Clinical significance of long non-coding RNA MIR155HG genetic variants and susceptibility to oral cancer

• Published in: Scientific reports Vol. 15; no. 1; pp. 9956 - 9
• Main Authors: Lin, Chiao-Wen, Lu, Jeng-Wei, Chuang, Chun-Yi, Hsieh, Wang-Yu, Tsai, Yun-Jung, Yang, Shun-Fa, Lin, Shu-Hui
• Format: Journal Article
• Language: English
• Published: London Nature Publishing Group UK 22.03.2025; Nature Publishing Group; Nature Portfolio
• Subjects: 631/208; 631/67; Adult; Aged; Alleles; Betel quid chewers; Cancer; Case-Control Studies; Cell differentiation; Clinical Relevance; Female; Gene polymorphism; Genetic diversity; Genetic Predisposition to Disease; Genetic variance; Genotype; Genotyping; Humanities and Social Sciences; Humans; Lymph nodes; Male; Metastases; Middle Aged; Minority & ethnic groups; MIR155HG; Mouth Neoplasms - genetics; Mouth Neoplasms - pathology; multidisciplinary; Oral cancer; Polymorphism; Polymorphism, Single Nucleotide; Population studies; RNA, Long Noncoding - genetics; Science; Science (multidisciplinary); Single nucleotide polymorphism; Taiwan; Tumorigenesis; Taiwan; MIR155HG; Betel quid chewers; Single nucleotide polymorphism; Oral cancer
• ISSN: 2045-2322; 2045-2322
• DOI: 10.1038/s41598-025-94661-3

Oral cancer is a malignant disease with a notably high incidence rate in Taiwan.

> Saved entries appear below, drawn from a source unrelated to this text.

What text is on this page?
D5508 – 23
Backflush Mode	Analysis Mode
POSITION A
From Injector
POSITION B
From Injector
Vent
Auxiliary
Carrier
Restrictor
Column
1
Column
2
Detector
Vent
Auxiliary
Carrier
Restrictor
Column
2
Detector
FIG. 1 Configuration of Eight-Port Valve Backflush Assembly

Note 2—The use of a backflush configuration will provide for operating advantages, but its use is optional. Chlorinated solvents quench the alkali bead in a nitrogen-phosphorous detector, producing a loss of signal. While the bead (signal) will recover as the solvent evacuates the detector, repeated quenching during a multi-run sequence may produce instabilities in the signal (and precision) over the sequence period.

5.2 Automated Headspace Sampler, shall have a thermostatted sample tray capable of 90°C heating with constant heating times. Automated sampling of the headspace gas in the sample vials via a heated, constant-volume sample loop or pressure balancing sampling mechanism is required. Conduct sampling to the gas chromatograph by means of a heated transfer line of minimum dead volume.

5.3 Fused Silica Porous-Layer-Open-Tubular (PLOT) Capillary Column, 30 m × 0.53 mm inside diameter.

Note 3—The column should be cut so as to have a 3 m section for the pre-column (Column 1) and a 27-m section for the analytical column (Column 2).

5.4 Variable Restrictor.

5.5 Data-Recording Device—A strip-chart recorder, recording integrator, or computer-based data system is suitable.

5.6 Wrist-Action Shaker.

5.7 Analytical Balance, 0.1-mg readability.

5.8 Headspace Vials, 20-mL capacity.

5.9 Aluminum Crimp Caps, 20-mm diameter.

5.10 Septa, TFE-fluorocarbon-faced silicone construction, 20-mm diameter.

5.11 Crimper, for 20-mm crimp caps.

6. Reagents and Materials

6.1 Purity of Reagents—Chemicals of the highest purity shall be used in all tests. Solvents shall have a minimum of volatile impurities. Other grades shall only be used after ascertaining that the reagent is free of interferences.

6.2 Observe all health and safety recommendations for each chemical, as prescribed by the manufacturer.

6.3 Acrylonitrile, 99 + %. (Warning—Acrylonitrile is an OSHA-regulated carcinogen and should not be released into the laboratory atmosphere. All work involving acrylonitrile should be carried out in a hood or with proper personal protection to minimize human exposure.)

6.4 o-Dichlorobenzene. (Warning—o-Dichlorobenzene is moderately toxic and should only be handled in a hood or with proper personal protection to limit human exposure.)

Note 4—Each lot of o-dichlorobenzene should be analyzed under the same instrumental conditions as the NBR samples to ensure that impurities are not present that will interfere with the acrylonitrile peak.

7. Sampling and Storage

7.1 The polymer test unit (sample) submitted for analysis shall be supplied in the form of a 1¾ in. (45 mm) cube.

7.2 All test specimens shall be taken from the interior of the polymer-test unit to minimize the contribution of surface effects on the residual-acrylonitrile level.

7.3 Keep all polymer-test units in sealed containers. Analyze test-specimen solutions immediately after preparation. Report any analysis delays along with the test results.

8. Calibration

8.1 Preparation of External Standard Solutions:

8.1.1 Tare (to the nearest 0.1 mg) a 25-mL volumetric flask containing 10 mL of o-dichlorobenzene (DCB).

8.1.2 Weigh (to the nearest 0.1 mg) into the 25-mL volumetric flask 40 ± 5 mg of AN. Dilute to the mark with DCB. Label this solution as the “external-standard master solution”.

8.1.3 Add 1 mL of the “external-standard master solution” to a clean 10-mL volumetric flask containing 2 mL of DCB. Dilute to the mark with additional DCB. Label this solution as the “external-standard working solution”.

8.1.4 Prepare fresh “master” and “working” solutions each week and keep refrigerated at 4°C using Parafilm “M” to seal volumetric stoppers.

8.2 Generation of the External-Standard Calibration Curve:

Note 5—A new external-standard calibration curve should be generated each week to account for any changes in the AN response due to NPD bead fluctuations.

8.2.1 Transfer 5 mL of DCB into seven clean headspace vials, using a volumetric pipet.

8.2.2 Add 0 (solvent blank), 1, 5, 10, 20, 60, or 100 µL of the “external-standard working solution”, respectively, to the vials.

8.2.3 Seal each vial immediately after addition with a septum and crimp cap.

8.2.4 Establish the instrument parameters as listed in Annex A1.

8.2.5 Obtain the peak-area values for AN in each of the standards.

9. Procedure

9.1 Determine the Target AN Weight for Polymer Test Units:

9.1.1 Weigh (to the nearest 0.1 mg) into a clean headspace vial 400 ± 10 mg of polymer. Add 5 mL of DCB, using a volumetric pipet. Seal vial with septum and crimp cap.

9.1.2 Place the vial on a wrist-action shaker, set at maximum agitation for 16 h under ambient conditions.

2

Recent reports have revealed that MIR155HG polymorphisms play a crucial role in the development of tumorigenesis in human cancers. The objective of this study was to investigate the role of MIR155HG polymorphisms in susceptibility to oral cancer among individuals in the Taiwanese Han population. In this study, we recruited 1316 oral cancer patients and controls to investigate the allelic discrimination of MIR155HG polymorphisms. Genotyping was performed using a TaqMan allelic discrimination test. The association of MIR155HG polymorphism rs1893650 with oral cancer susceptibility was found to be significant, unlike rs928883, rs767649, rs72014506, and rs4143370. Moreover, when compared to the homozygous TT genotype, the C alleles of rs1893650 polymorphism showed a significant correlation with cell differentiation grade in oral cancer patients ( p  = 0.019). Additionally, in oral cancer patients who chew betel quid, the C alleles of the rs1893650 polymorphism was significantly associated with lymph node metastasis and cell differentiation grade compared to those with the homozygous TT genotype. It was concluded that the rs1893650 polymorphism significantly increased the likelihood of developing oral cancer. Further large-scale studies involving diverse ethnic populations and clinicopathological characteristics are required to confirm these results. This research paves the way for new approaches in the detection and diagnosis of oral cancer, enabling early prevention of this disease.